Für Freunde von autochthonen Rebsorten (wie mich) sind Weine aus Georgien wahre Schätze. Immerhin soll es in der Kaukasus-Republik 525 autochthone Rebsorten geben. Ein Georgien-Tasting vor zwei Jahren mit tollen Weinen  der Sorten Tsitska, Chkhaveri oder Mtsvane etwa war überaus inspirierend. Nun eine weitere Entdeckung: Kisi. Kisi galt vor nicht allzu langer Zeit als nahezu ausgestorben. 2010 betrug die Anbaufläche nur 26 Hektar, aktuellere Zahlen gibt es nicht. Dazu gab es im Test zwei weiteren Spielarten von der in Georgien allgegenwärtigem roten Sorte Saperavi. Tolle Erfahrungen, gerne mehr davon. Klar ist auch: Weine aus Georgien sind hierzulande Nischenprodukte. Die Etiketten machen es Konsumenten in Westeuropa auch nicht leicht.
Wir haben die Weine (alle aus Kachetien im Osten Georgiens)  zu viert verkostet. 

Zweimal Kisi

Kisi, Juso’s Wine 2019.  Dieser Kisi ist traditionell in einer Qvevri (Amphore) ausgebaut und naturgefiltert. Verkostungsnotizen: Farbe dunkles orange, in der Nase Nussbutter, Dörrobst, Trockenaprikose. Geschmack nach grünen Walnüssen, unreifen Trauben, trockenem Kandis, Apfelschalen.  Juso’s Wein stammt aus einem kleinen, familiengeführten Weingut, das sich auf artisane Qvevri-Naturweine nach alter georgischer Tradition spezialisiert hat.  Das Weingut wurde zwar erst 2017 gegründet, die Weinherstellung ist allerdings tiefer in der Familie verwurzelt: schon zu Sowjetzeiten pflanzte Juso, der Großvater der Familie, Weinberge in Kachetien. Lange Zeit stellte die Familie Wein ausschließlich für den Eigengebrauch her.
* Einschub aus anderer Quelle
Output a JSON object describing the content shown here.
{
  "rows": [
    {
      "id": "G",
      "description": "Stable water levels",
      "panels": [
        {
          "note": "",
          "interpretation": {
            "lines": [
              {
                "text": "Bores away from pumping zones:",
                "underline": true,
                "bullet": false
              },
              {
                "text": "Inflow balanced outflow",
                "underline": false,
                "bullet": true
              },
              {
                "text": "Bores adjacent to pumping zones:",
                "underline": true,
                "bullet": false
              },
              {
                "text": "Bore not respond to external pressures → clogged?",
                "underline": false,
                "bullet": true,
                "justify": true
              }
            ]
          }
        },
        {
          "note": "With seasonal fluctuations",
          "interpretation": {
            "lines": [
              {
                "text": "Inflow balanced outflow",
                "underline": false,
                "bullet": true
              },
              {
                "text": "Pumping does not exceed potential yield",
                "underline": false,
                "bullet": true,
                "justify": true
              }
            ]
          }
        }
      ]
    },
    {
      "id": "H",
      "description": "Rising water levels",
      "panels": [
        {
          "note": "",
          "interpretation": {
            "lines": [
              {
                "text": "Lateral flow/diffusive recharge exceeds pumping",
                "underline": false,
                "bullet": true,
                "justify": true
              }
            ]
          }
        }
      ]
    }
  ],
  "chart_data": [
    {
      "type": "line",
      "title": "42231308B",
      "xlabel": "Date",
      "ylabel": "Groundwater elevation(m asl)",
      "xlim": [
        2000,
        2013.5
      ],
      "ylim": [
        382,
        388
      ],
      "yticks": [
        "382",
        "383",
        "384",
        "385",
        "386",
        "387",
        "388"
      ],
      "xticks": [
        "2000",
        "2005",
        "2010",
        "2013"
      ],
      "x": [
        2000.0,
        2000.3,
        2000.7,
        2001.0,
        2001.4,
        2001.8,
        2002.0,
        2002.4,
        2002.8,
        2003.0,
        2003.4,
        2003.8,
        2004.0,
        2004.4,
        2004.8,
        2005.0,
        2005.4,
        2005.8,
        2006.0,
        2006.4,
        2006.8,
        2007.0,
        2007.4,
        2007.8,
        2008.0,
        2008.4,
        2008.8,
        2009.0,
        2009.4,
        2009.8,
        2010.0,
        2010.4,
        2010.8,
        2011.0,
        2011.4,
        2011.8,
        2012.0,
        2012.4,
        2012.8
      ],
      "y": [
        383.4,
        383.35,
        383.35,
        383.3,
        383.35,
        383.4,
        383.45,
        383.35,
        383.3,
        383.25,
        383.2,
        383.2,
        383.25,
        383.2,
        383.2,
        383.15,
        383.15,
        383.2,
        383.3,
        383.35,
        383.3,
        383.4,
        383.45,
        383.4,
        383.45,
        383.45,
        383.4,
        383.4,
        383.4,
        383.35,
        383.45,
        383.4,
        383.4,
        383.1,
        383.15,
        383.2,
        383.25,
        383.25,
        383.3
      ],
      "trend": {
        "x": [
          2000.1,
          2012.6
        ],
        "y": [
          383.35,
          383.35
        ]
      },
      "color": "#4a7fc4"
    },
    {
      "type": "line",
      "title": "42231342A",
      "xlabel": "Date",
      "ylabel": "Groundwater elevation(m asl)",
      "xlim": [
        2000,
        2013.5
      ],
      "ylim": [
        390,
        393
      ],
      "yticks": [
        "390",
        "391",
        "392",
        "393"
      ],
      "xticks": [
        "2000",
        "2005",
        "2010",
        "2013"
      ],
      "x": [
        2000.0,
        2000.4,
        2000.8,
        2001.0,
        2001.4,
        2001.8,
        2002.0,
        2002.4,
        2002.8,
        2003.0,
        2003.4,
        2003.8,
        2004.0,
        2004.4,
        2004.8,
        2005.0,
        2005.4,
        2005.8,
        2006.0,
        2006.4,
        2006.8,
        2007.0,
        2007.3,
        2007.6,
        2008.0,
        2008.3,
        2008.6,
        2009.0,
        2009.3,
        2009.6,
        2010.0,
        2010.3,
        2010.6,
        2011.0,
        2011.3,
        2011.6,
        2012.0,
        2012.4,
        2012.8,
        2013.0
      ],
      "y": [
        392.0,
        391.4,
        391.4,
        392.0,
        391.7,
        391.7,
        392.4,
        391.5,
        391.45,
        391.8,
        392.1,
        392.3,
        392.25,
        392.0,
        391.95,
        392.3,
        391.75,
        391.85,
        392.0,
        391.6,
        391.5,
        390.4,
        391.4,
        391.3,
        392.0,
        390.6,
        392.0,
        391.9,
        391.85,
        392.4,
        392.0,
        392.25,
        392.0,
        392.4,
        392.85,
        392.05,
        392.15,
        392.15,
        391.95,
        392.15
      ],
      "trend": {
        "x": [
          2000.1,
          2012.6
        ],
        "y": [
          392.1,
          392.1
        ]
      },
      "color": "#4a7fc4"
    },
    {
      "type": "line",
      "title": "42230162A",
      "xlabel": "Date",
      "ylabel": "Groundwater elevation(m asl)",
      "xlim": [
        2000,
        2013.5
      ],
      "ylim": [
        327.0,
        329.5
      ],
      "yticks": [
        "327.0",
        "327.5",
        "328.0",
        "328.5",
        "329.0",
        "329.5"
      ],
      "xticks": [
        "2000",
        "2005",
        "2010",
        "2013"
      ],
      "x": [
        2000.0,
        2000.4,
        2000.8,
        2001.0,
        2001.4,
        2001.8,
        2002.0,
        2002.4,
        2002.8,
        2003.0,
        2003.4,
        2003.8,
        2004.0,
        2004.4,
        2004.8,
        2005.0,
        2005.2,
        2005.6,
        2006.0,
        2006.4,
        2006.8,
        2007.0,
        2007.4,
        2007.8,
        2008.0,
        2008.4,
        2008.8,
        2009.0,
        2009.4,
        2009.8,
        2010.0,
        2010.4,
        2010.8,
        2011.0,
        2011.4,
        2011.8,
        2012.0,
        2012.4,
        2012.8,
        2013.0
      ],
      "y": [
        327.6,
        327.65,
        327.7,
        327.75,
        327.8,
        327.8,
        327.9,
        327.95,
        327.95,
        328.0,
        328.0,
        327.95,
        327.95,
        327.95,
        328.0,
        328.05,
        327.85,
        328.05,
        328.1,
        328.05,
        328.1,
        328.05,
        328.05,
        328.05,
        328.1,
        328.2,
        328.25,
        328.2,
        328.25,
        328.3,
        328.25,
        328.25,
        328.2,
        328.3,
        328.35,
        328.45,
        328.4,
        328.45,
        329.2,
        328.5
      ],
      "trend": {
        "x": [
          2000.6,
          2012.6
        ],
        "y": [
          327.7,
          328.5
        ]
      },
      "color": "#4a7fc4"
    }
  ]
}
Kisi Qvevri, Koncho & Co 2018. Auch dieser Kisi ist in der Qvevri (Amphore) ausgebaut, was auch auf dem Etikett steht. Wir haben notiert: Die Farbe sehr kräftiges Orange. In der Nase fruchtig und buttrig. Geschmack nach Vanille!, reifer Kakifrucht, Kandis, buttrig, geschmeidig, harzig. Ein Hauch von (gutem) Retsina? Nicht zu kalt trinken!  Koncho & Co. ist die Premium-Marke des georgischen Weinherstellers J.S.C. „Corporation Kindzmarauli“. Mit rund 150 Hektar Rebfläche ist das Weingut ein Big Player in Georgien und im Exportgeschäft sehr aktiv.

Zweimal Saperavi 

Saperavi Gurashvili’s 2018. Saperavi ist die bekannteste und im Land am meisten angebaute autochthone Rebsorte. Der von Gurashvili ist dunkel-violett, ich kenne auch schwärzere. In der Nase karamellisierter brauner Zucker, auch Vanille. Der Wein ist sehr dicht und konzentriert, Tannine sind noch spürbar. Wir entdecken Aromen von schwarzen Beeren, Brombeeren und Holunder, immer wieder fällt das Stichwort Vanille. Einer hat die Assoziation mit Saft eines mit Zwiebeln gebratenen Steaks. Was es nicht alles gibt. Sicher ein gefälliger Wein, der mundet. Aber ja, es gibt rassigere Saperavi.  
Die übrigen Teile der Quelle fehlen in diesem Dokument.